YOUR PERSPECTIVE: Farmers deserve our support
It was great to be back at the PNE this week to do the 4-H auction after a two-year absence. As a 4-H member in my youth, I was there on the fairgrounds showing my steers when my dad was the auctioneer. I followed in my dad’s footsteps and have been doing the auction for approximately 40 years.
This got me thinking about all the young people trying to follow in their parents’ footsteps to become farmers and ranchers. As a third-generation dairy farmer in South Delta, I was one of those young people — and that’s why it’s so important to me that we support farmers so that they can be successful and pass on their operations to their kids and grandkids someday.
To say the last two years have been difficult for farmers and ranchers across British Columbia would be an understatement. Between record-breaking high temperatures last summer, blazing wildfires, an atmospheric river that completely devastated farms and ranches in communities including Sumas Prairie, Merritt, and Princeton, compounded by a wet spring and steady rise in operating costs, this has been one of the most challenging periods for British Columbia’s agriculture industry.

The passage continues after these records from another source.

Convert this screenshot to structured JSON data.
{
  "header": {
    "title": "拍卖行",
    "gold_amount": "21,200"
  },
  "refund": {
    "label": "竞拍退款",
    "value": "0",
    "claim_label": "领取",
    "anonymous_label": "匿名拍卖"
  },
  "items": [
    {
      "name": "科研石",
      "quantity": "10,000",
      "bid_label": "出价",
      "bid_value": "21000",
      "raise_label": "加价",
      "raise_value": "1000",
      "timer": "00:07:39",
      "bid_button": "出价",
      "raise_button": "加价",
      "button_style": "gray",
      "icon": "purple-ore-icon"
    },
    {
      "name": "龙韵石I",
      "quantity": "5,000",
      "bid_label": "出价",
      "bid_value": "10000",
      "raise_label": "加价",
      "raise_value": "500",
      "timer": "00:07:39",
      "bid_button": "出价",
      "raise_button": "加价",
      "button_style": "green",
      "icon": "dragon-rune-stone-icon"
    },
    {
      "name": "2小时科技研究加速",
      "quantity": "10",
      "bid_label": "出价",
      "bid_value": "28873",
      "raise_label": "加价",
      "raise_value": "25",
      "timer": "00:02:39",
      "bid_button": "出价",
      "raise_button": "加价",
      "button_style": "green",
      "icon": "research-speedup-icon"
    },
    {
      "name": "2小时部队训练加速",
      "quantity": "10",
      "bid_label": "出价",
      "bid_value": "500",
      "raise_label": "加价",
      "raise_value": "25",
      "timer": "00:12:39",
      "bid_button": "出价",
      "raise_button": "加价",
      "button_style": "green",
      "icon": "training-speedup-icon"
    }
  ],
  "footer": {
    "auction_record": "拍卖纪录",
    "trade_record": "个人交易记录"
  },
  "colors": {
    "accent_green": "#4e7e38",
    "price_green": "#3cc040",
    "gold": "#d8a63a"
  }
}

I often refer to the old saying, ‘if you ate today, thank a farmer.’ I think it serves as a good reminder of the hard work they put in 365 days per year to keep ourselves and our families fed. Recently, some farmers have encountered hostility from locals using the Boundary Bay dike. I remind everyone that farm vehicles do have the right of way and I encourage everyone to be respectful of them on their cycling or walking journeys.